As with all of the cauda equina cases we deal with, the arguments on causation were not straightforward. In this case, whilst it was eventually admitted by the Defendant Trust that the doctors at the second hospital failed to act appropriately from 17.00 onward on 4th February, the issue was whether surgery before midnight on that date (which should have occurred) as opposed to at 10.00 the following day (when it actually took place) would have altered the outcome.
Just less than one week before trial the Defendant eventually agreed to settle the case at a compromise figure on the basis that there was a greater risk to them than the Claimant that the court would find that surgery some 10 hours earlier would have led to the Claimant having less issues with his bladder, bowel and sexual function and lower limb neuropathic pain and reduced mobility.

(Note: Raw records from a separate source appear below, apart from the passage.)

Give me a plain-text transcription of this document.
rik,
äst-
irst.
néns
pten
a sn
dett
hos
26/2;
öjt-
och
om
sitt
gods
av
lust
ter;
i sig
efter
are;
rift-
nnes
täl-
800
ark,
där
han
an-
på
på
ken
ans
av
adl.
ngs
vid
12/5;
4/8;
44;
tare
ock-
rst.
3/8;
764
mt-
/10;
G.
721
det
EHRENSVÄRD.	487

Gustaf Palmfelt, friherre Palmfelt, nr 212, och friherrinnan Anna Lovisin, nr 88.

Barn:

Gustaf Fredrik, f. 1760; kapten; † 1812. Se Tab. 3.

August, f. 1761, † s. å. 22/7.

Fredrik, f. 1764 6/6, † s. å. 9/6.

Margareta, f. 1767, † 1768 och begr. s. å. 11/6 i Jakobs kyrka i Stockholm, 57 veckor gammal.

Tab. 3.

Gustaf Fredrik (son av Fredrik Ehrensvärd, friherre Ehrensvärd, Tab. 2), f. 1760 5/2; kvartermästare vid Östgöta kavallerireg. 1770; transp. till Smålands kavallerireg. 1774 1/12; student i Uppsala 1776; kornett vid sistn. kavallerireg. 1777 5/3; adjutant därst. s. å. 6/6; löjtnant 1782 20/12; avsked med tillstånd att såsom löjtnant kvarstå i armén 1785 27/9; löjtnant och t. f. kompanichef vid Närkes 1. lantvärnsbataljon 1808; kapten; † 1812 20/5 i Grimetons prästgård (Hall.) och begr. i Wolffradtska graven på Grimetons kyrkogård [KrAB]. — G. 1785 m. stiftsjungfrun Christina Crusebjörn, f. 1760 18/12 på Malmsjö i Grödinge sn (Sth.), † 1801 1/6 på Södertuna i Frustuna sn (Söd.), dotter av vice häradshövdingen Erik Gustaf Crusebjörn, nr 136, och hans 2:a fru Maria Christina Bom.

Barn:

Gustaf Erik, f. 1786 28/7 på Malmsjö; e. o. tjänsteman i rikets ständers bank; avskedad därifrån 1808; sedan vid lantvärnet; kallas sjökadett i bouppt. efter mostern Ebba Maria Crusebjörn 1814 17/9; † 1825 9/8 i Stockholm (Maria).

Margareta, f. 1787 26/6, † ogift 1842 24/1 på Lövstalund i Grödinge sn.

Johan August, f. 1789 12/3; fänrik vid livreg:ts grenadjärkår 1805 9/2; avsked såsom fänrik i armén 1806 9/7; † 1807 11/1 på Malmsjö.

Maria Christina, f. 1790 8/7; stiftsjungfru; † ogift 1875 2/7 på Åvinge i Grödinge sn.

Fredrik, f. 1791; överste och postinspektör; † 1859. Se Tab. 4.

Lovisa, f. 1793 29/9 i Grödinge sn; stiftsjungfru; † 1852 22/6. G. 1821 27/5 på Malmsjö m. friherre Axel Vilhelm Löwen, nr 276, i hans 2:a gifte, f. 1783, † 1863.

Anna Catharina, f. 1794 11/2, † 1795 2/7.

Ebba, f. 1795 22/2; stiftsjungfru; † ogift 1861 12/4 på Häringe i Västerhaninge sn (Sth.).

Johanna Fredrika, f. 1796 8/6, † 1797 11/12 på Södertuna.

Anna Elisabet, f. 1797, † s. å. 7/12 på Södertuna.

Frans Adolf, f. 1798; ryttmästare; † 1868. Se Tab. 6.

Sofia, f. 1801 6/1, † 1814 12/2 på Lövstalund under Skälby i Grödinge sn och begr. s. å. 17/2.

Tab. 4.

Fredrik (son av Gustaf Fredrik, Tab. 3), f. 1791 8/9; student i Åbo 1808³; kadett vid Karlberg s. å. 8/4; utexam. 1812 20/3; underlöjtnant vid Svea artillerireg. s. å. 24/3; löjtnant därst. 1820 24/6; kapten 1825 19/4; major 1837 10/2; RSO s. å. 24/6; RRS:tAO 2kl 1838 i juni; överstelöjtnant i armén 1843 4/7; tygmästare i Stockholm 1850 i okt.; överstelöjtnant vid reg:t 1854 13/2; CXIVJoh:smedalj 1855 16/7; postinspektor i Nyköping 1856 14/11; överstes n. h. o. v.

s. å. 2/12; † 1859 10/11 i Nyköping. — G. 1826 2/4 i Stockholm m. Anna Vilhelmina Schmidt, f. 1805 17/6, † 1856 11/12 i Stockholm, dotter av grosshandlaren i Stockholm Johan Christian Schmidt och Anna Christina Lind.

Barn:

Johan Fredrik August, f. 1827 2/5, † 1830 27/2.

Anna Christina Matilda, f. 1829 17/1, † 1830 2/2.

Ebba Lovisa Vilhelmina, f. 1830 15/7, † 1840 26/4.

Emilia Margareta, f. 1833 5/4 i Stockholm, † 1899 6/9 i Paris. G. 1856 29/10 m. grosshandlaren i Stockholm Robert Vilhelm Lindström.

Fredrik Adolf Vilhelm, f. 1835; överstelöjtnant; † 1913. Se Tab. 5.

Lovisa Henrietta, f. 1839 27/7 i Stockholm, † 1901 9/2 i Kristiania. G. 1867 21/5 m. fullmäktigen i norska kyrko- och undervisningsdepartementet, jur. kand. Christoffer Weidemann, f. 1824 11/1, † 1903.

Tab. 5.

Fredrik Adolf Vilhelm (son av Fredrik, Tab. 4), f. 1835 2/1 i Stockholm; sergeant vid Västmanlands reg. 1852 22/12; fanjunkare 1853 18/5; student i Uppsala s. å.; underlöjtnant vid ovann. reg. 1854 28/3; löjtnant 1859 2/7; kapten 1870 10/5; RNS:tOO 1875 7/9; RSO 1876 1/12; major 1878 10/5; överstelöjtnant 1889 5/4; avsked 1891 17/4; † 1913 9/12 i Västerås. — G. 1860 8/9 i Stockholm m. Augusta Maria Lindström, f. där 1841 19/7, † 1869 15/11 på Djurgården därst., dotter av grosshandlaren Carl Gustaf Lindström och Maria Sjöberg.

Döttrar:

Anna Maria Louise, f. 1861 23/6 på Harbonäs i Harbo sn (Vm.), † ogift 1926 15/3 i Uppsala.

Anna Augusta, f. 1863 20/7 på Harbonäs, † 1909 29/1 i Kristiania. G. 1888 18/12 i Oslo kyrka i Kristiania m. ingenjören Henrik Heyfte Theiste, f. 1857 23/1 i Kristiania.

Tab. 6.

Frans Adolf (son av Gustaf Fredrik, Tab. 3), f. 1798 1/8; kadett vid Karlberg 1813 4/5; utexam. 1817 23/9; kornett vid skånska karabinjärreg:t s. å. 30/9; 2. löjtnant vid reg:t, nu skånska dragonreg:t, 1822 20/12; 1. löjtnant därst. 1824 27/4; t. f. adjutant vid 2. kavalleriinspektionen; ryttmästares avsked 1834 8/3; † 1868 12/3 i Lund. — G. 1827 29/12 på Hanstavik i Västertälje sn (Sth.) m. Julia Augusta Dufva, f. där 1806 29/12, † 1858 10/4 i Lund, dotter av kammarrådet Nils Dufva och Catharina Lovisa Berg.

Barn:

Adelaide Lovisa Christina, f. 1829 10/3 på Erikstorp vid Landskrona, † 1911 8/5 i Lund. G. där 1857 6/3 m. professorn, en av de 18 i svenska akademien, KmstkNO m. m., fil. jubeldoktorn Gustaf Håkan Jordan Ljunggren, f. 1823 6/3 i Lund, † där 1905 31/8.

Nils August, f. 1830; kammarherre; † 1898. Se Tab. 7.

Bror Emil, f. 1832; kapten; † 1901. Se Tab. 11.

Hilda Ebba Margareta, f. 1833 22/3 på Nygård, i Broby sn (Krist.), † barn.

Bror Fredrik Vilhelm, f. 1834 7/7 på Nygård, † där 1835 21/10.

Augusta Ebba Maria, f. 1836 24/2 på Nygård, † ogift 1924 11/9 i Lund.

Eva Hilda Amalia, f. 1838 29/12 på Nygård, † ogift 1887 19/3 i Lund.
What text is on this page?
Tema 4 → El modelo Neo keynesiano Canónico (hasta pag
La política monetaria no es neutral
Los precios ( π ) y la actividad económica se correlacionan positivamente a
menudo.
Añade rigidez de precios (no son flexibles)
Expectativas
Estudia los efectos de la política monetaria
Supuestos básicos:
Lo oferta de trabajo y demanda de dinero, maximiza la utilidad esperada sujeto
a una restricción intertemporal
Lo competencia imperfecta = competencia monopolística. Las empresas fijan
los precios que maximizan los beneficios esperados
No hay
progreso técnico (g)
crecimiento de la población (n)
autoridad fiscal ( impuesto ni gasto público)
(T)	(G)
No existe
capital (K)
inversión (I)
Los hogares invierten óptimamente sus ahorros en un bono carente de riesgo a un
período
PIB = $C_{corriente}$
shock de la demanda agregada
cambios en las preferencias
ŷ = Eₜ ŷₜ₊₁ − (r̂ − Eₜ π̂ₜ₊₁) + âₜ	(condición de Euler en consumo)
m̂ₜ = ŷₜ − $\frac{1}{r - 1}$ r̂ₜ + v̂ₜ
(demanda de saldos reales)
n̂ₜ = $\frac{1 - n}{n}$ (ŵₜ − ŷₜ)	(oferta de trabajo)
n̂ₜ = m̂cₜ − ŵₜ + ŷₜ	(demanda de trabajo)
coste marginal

Due to the specific circumstances of this case, the value of the claim was not as high some cases involving cauda equina injuries and it was disappointing that the Defendant took so long to agree settlement of the case.
Lesley Herbertson, Clinical Negligence Partner here at Hugh James who acted on behalf of X, said:
We see here a specialist unit not accepting that a patient was presenting with red flag symptoms and a clear diagnosis of cauda equina injury despite the investigations performed and evidence provided by another hospital. If specialist units are not able to act appropriately in these circumstances, then there is no wonder that GPs and/or district general hospital staff can often fail to pick up on the warning signs as quickly as they might.
The names and identifying details of the client have been changed to protect the privacy of individuals involved.